When I first saw AM, it was about 1.3btc. Without much research (well, without any really  Cheesy )  I thought that looks too good to be true, and I bought some partial shares. It was rising fast, and I started reading up on it, and my first rough calc I decided potential was close to 10btc so I figured buy all I can before it gets too high. When it stalled around 2.5 I was stumped, but kept buying as funds permitted.  I think we've reached the point where my dividends will go back to hoarding and buying silver now though. when the dividends drop back to a more sustainable level I hope some more speculators will drop out, bringing it back to an affordable level. If dividends remain high... well, I can't really complain, can I?  

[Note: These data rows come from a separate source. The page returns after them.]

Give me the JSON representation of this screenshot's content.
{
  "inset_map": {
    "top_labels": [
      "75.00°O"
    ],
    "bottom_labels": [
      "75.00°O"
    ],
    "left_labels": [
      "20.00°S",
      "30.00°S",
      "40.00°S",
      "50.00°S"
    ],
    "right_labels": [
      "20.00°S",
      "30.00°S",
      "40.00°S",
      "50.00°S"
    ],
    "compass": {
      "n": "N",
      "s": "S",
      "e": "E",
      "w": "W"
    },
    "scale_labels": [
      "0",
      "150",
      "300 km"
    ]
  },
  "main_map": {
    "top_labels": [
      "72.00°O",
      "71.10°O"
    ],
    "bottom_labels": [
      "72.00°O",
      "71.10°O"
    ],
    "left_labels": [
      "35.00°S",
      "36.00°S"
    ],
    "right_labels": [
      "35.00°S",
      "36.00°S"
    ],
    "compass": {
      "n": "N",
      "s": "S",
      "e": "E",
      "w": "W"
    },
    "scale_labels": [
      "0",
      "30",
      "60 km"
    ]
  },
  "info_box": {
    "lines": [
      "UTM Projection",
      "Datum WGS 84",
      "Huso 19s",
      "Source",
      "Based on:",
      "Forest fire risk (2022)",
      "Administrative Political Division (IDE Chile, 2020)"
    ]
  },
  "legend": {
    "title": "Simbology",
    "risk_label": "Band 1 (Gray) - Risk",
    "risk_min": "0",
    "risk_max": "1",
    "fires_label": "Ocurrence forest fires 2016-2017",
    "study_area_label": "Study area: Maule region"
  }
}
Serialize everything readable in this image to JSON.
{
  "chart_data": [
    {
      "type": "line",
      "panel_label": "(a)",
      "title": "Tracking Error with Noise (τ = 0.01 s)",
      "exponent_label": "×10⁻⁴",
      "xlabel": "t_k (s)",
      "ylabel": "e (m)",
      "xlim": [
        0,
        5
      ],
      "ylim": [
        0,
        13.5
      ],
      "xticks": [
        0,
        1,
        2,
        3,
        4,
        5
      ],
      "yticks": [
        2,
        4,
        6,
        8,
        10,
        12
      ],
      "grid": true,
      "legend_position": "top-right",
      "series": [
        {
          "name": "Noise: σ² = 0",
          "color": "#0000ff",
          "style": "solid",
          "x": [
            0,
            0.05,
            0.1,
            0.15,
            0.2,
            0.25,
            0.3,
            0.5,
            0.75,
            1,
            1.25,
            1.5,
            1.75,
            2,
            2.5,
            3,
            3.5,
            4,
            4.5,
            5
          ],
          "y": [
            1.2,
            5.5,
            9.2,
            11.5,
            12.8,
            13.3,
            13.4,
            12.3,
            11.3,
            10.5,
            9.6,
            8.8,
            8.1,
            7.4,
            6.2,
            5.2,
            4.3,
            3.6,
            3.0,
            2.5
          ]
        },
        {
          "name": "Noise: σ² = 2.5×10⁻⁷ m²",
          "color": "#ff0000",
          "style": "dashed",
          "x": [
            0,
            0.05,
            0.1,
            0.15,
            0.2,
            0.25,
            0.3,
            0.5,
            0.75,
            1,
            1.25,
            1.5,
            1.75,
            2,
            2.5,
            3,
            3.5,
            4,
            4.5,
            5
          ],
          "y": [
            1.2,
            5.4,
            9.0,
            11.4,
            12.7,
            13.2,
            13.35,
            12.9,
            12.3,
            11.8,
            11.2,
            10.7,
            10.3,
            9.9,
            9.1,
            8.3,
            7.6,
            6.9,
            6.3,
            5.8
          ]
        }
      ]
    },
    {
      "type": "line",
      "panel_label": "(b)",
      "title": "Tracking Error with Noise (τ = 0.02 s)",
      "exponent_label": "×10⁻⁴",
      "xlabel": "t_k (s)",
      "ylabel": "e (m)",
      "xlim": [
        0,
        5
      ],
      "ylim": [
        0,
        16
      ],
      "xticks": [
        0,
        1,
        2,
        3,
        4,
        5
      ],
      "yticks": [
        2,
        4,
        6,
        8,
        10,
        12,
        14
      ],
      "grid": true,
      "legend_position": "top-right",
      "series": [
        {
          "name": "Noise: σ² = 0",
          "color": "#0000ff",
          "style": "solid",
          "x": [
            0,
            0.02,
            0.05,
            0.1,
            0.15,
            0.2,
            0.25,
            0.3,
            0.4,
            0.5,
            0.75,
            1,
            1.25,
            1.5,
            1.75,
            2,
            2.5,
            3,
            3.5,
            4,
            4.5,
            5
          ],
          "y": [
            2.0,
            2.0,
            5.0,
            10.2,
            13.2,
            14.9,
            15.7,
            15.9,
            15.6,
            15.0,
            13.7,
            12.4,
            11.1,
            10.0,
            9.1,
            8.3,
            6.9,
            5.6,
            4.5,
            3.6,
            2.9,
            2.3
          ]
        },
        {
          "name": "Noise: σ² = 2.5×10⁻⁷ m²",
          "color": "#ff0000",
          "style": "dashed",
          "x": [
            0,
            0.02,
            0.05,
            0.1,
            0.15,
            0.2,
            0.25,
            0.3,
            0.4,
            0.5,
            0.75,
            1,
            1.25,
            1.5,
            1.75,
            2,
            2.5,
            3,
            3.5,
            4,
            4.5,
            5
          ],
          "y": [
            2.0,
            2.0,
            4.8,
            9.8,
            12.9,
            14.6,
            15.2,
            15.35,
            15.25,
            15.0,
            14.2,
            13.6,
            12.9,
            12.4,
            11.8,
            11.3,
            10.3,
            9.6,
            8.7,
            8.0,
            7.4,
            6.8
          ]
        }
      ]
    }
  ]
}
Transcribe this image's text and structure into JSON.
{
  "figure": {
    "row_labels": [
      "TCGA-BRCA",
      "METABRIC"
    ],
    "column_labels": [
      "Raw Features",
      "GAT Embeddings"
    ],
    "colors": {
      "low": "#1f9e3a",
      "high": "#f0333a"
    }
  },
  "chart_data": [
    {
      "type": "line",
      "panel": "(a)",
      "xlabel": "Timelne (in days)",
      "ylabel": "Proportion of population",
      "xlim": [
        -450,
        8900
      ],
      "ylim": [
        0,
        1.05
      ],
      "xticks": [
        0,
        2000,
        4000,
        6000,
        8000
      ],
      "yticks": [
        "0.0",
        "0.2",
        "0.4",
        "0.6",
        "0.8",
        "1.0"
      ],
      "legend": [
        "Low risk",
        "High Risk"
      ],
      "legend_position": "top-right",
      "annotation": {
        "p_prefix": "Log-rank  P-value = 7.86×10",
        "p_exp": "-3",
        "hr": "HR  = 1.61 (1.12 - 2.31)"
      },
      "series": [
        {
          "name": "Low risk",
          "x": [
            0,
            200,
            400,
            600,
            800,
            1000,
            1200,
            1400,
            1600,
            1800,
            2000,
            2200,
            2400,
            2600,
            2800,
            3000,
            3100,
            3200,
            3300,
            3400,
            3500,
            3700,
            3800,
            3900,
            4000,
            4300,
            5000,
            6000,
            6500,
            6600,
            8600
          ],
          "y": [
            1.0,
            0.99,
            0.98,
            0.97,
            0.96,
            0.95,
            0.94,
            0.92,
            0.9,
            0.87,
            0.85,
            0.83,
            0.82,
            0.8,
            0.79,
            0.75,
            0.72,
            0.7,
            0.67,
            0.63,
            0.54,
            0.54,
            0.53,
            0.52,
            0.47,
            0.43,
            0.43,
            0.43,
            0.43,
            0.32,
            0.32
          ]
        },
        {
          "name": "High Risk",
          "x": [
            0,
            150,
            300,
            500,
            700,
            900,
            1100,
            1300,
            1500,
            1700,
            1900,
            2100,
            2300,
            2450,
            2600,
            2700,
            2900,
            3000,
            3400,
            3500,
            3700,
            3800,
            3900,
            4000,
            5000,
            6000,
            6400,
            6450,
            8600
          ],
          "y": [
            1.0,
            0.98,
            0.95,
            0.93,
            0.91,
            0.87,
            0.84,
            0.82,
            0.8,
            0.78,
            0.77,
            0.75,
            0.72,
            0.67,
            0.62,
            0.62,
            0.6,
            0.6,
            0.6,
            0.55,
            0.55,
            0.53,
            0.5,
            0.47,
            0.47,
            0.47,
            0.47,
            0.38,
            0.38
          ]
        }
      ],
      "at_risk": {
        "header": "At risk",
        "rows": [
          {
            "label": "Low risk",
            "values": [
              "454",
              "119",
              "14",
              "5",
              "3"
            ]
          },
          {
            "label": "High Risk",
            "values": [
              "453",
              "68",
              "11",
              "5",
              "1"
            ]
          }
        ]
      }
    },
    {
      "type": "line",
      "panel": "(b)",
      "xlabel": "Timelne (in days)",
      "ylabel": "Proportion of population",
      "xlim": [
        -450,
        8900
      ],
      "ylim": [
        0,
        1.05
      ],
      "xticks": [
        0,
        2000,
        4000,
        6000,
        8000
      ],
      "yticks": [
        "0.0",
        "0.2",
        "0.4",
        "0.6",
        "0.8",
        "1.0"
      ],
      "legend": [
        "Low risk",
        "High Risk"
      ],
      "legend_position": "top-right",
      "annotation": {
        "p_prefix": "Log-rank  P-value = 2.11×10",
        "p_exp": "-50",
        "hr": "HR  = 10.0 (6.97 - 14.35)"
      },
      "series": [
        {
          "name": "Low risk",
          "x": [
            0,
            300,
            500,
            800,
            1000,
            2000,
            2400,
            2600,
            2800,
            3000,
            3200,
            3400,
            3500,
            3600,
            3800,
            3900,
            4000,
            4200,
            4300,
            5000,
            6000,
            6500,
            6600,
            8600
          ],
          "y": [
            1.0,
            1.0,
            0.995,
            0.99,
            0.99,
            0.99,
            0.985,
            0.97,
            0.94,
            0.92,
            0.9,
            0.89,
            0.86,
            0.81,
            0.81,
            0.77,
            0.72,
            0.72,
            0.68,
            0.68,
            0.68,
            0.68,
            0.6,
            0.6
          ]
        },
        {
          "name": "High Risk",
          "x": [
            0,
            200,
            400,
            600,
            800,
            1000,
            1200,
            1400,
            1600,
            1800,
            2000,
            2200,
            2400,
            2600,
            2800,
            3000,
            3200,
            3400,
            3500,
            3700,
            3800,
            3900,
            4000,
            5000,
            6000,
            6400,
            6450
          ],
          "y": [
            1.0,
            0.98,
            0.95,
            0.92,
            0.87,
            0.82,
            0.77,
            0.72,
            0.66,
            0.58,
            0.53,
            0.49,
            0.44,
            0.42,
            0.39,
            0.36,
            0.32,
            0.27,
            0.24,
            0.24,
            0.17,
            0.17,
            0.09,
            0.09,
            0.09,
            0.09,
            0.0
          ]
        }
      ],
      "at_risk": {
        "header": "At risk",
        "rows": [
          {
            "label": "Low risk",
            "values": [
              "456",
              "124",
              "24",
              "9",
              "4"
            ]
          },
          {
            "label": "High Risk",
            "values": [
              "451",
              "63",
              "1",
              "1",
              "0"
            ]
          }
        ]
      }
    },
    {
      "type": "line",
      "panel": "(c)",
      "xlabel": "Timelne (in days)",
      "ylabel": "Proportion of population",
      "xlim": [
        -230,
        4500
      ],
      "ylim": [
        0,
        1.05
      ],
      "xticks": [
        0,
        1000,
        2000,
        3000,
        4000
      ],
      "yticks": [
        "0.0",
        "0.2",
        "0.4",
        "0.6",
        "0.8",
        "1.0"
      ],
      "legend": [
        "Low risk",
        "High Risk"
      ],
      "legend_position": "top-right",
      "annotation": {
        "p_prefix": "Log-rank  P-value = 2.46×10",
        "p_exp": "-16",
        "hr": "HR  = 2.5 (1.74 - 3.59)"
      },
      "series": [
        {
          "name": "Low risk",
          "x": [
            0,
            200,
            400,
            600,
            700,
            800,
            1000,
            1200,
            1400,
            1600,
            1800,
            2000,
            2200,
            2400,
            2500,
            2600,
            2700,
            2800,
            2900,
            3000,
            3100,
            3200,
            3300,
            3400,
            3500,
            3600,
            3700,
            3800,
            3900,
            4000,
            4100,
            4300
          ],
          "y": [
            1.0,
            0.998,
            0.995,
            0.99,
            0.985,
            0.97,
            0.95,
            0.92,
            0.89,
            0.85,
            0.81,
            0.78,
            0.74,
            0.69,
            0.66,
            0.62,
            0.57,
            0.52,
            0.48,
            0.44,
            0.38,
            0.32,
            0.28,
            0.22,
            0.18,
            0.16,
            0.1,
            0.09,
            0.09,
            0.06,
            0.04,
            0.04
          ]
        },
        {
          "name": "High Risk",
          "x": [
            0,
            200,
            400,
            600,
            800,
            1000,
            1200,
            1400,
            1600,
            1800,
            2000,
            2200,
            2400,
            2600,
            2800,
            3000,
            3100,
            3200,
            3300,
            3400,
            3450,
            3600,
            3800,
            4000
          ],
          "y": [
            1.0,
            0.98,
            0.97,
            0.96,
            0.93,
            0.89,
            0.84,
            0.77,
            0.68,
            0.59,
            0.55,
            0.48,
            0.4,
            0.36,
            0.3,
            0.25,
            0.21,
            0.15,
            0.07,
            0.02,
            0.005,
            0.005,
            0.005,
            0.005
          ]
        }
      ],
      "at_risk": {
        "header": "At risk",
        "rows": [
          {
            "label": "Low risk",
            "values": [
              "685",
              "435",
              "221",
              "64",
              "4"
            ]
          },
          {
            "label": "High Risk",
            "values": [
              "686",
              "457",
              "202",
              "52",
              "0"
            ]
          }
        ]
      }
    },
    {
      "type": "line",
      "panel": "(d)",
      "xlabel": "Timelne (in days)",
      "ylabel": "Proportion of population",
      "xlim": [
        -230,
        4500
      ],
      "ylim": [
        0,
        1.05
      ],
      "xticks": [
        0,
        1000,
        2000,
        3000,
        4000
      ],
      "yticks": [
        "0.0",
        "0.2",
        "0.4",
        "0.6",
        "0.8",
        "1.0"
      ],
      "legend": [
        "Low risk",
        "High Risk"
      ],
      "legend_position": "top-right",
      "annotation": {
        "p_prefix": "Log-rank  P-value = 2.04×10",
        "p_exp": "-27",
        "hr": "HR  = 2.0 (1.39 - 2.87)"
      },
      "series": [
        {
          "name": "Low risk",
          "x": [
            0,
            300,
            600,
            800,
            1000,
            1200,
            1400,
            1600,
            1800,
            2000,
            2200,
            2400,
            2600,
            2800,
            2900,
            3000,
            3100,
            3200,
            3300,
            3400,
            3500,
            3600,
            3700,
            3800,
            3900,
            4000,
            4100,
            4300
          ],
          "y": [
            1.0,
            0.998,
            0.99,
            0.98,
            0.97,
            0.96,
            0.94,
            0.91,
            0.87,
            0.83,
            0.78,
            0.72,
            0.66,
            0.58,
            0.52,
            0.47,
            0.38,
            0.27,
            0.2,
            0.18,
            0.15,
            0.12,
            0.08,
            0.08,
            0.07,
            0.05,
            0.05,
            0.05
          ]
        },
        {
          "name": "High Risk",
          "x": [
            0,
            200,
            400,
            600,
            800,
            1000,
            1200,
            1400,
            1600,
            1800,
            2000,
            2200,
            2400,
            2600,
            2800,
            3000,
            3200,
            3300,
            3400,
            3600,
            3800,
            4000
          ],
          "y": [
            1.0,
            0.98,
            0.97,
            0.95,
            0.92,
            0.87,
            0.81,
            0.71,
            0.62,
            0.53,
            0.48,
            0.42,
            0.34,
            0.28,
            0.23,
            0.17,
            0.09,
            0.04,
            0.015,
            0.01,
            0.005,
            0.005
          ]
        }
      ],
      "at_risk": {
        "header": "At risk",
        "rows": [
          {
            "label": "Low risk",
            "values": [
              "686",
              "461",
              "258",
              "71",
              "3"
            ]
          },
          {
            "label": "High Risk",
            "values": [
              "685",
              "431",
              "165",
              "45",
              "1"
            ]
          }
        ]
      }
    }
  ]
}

    What I am curious about is the relation to the btc:$ variable. If bitcoin is $1000, does that make AM market cap ridiculous, driving the price down? or does the dividend potential support a share price in the $4000-$10000 range? All very exciting to be a part of, no matter how it plays out!

AM is Bitcoin business, the rate between BTC/USD doesnt really affect price of share

While AM sells its goods in BTC and mines BTC, it stands to reason that the majority of their costs are measured in fiat currency (USD or CNY). Therefore there is sensitivity to the BTC/fiat exchange rate.